The 'mercenary' thing that will take longer to expire, and which I was referring to, is the grandparents rule. The new kids coming through now aren't going to have as many gp born overseas, so the amount of players that can leave with a prospect of International rugby offer are going to drop dramatically at some point. All these kiwi fellas playing for a PI, is going to stop sadly.


The new era problem that will replace those old concerns is now French and Japanese clubs (doing the same as NRL teams have done for decades by) picking kids out of school. The problem here is not so much a national identity one, than it is a farm system where 9 in 10 players are left with nothing. A stunted education and no support in a foreign country (well they'll get kicked out of those countries were they don't in Australia).

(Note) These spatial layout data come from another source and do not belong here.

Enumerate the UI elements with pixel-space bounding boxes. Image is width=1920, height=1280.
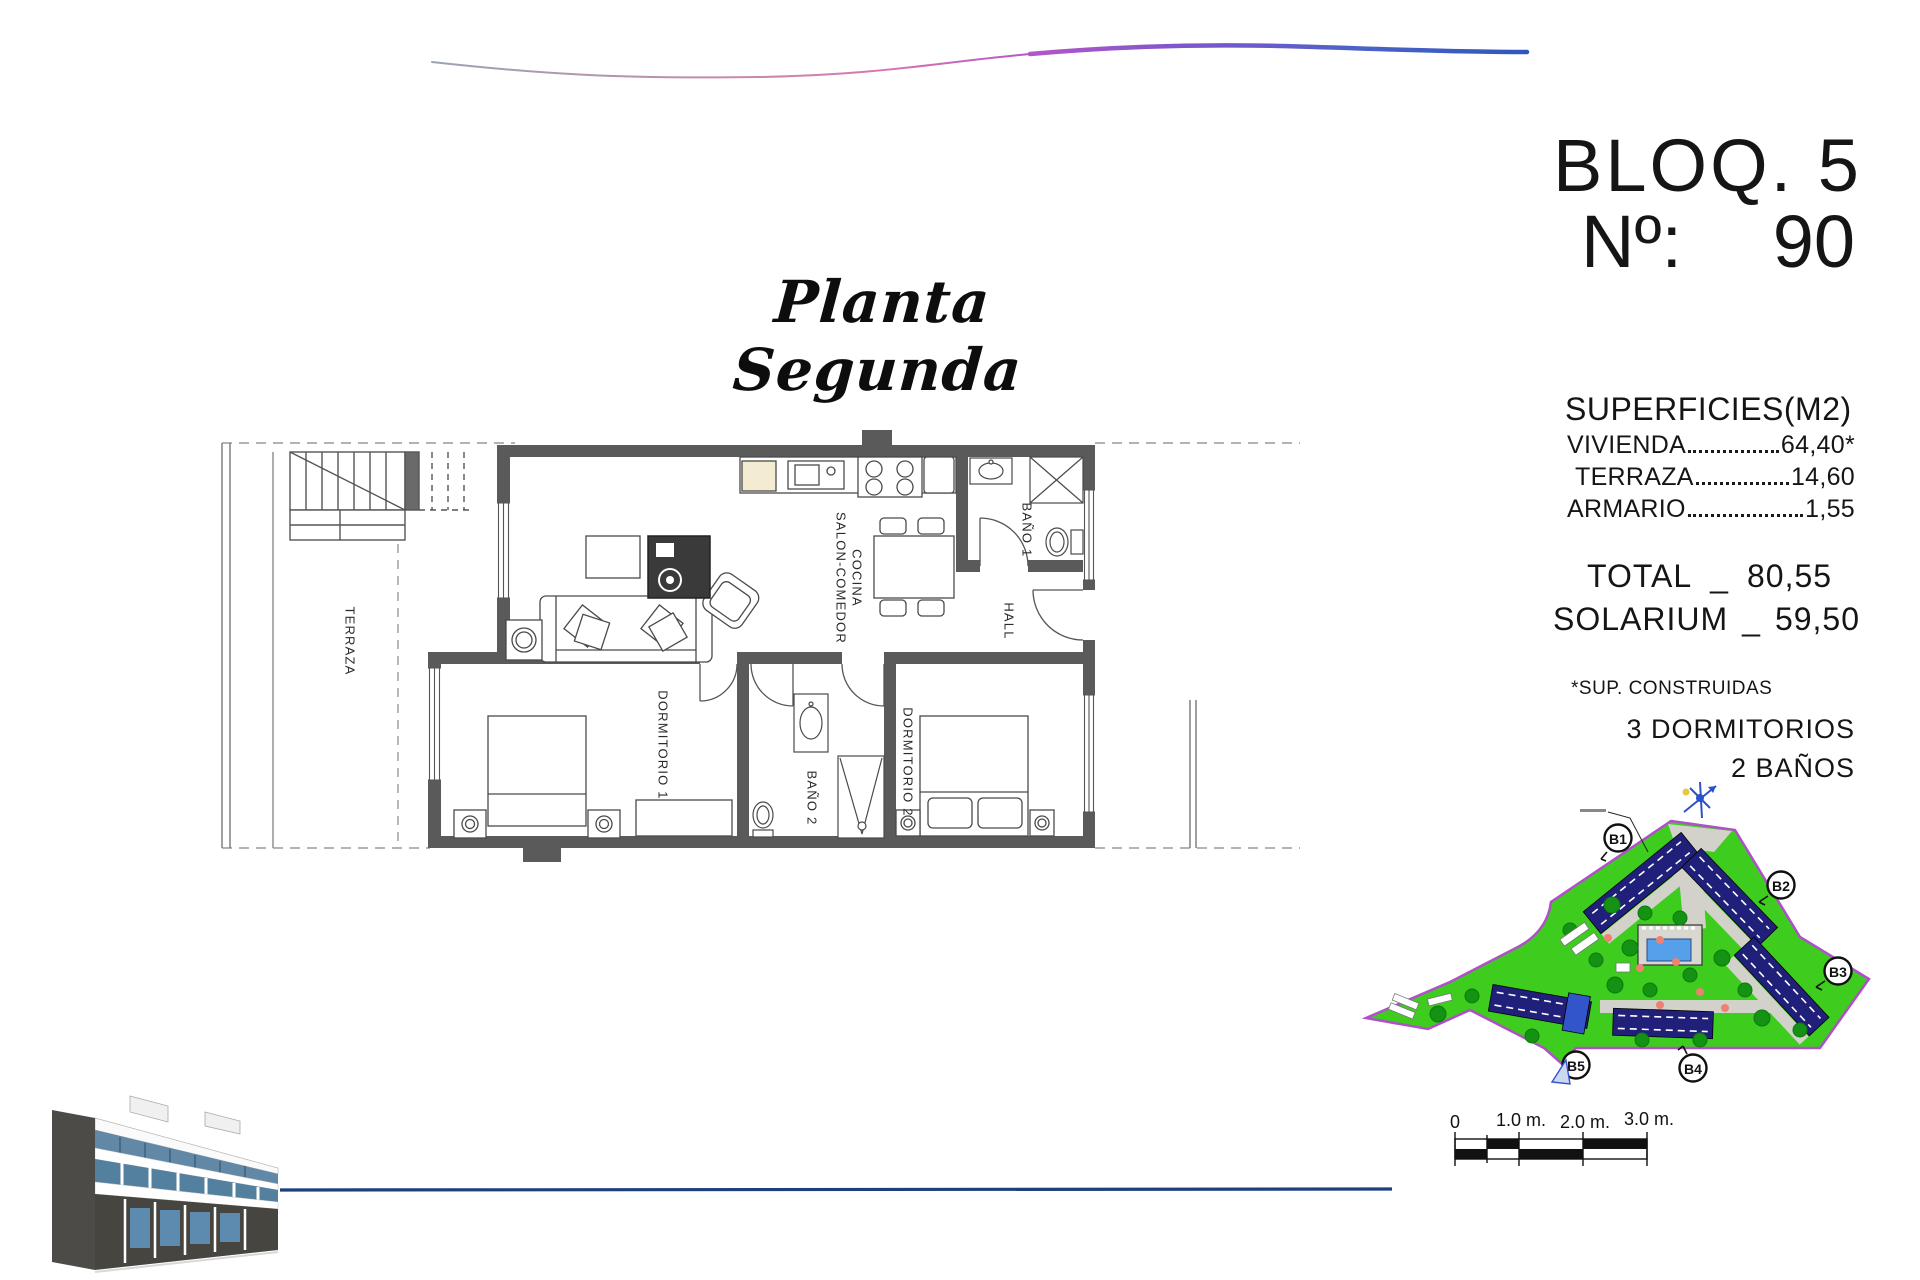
surface-value: 64,40* [1781, 431, 1855, 460]
badge-b5-label: B5 [1567, 1058, 1585, 1074]
header-wave-line [432, 45, 1527, 77]
label-bano2: BAÑO 2 [805, 771, 820, 826]
dotted-leader [1688, 514, 1803, 517]
bathrooms-count: 2 BAÑOS [1553, 753, 1855, 784]
badge-b4-label: B4 [1684, 1061, 1702, 1077]
bedrooms-count: 3 DORMITORIOS [1553, 714, 1855, 745]
unit-number-label: Nº: [1581, 205, 1682, 279]
dotted-leader [1688, 450, 1779, 453]
label-dorm1: DORMITORIO 1 [656, 690, 671, 800]
label-terraza: TERRAZA [343, 606, 358, 675]
surface-label: VIVIENDA [1567, 431, 1686, 460]
scale-bar: 0 1.0 m. 2.0 m. 3.0 m. [1450, 1109, 1674, 1166]
solarium-label: SOLARIUM [1553, 601, 1728, 638]
block-label: BLOQ. 5 [1553, 128, 1855, 203]
solarium-separator: _ [1742, 601, 1761, 638]
building-render [52, 1096, 278, 1272]
unit-number-row: Nº: 90 [1553, 205, 1855, 279]
pool [1638, 925, 1702, 965]
surface-row-terraza: TERRAZA 14,60 [1575, 463, 1855, 492]
badge-b2-label: B2 [1772, 878, 1790, 894]
plan-sheet: TERRAZA SALON-COMEDOR COCINA BAÑO 1 HALL… [0, 0, 1920, 1280]
total-label: TOTAL [1587, 558, 1692, 595]
surface-value: 1,55 [1805, 495, 1855, 524]
kitchen-counter [740, 457, 956, 497]
unit-info-panel: BLOQ. 5 Nº: 90 SUPERFICIES(M2) VIVIENDA … [1553, 128, 1855, 784]
surface-label: TERRAZA [1575, 463, 1694, 492]
scale-3m: 3.0 m. [1624, 1109, 1674, 1129]
unit-number-value: 90 [1773, 205, 1855, 279]
surface-label: ARMARIO [1567, 495, 1686, 524]
solarium-row: SOLARIUM _ 59,50 [1553, 601, 1855, 638]
floor-plan: TERRAZA SALON-COMEDOR COCINA BAÑO 1 HALL… [222, 430, 1300, 862]
badge-b1-label: B1 [1609, 831, 1627, 847]
scale-1m: 1.0 m. [1496, 1110, 1546, 1130]
surface-row-vivienda: VIVIENDA 64,40* [1567, 431, 1855, 460]
dining-table [874, 518, 954, 616]
sofa [540, 596, 712, 662]
dotted-leader [1696, 482, 1789, 485]
label-bano1: BAÑO 1 [1020, 503, 1035, 558]
label-salon-line2: COCINA [850, 549, 865, 607]
surfaces-heading: SUPERFICIES(M2) [1565, 391, 1855, 428]
compass-icon [1683, 782, 1717, 818]
site-plan: B1 B2 B3 B4 B5 [1366, 782, 1869, 1084]
site-callout-text [1580, 809, 1606, 812]
label-salon-line1: SALON-COMEDOR [834, 512, 849, 644]
total-separator: _ [1710, 558, 1729, 595]
built-in-wardrobe [648, 536, 710, 598]
label-dorm2: DORMITORIO 2 [901, 707, 916, 817]
terrace-stairs [290, 452, 470, 540]
bedroom2-furniture [896, 716, 1054, 836]
total-row: TOTAL _ 80,55 [1553, 558, 1855, 595]
surface-value: 14,60 [1791, 463, 1855, 492]
surfaces-footnote: *SUP. CONSTRUIDAS [1571, 678, 1855, 700]
solarium-value: 59,50 [1775, 601, 1860, 638]
bottom-divider-line [280, 1189, 1392, 1190]
badge-b4: B4 [1678, 1046, 1707, 1082]
page-title: Planta Segunda [635, 268, 1125, 404]
label-hall: HALL [1002, 602, 1017, 639]
total-value: 80,55 [1747, 558, 1832, 595]
coffee-table [586, 536, 640, 578]
scale-2m: 2.0 m. [1560, 1112, 1610, 1132]
scale-0: 0 [1450, 1112, 1460, 1132]
badge-b3-label: B3 [1829, 964, 1847, 980]
surface-row-armario: ARMARIO 1,55 [1567, 495, 1855, 524]
bedroom1-furniture [454, 716, 732, 838]
side-table [506, 620, 542, 660]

It's the same sort of situation were NZ would be the big guy, but there weren't many downsides with it. The only one I can think was brought up but a poster on this site, I can't recall who it was, but he seemed to know a lot of kids coming from the Islands weren't really given the capability to fly back home during school xms holidays etc. That is probably something that should be fixed by the union. Otherwise getting someone like Fakatava over here for his last year of school definitely results in NZ being able to pick the cherries off the top but it also allows that player to develop and be able to represent Tonga and under age and possibly even later in his career. Where as a kid being taken from NZ is arguably going to be worse off in every respect other than perhaps money. Not going to develop as a person, not going to develop as a player as much, so I have a lotof sympathy for NZs case that I don't include them in that group but I certainly see where you're coming from and it encourages other countries to think they can do the same while not realising they're making a much worse experience/situation.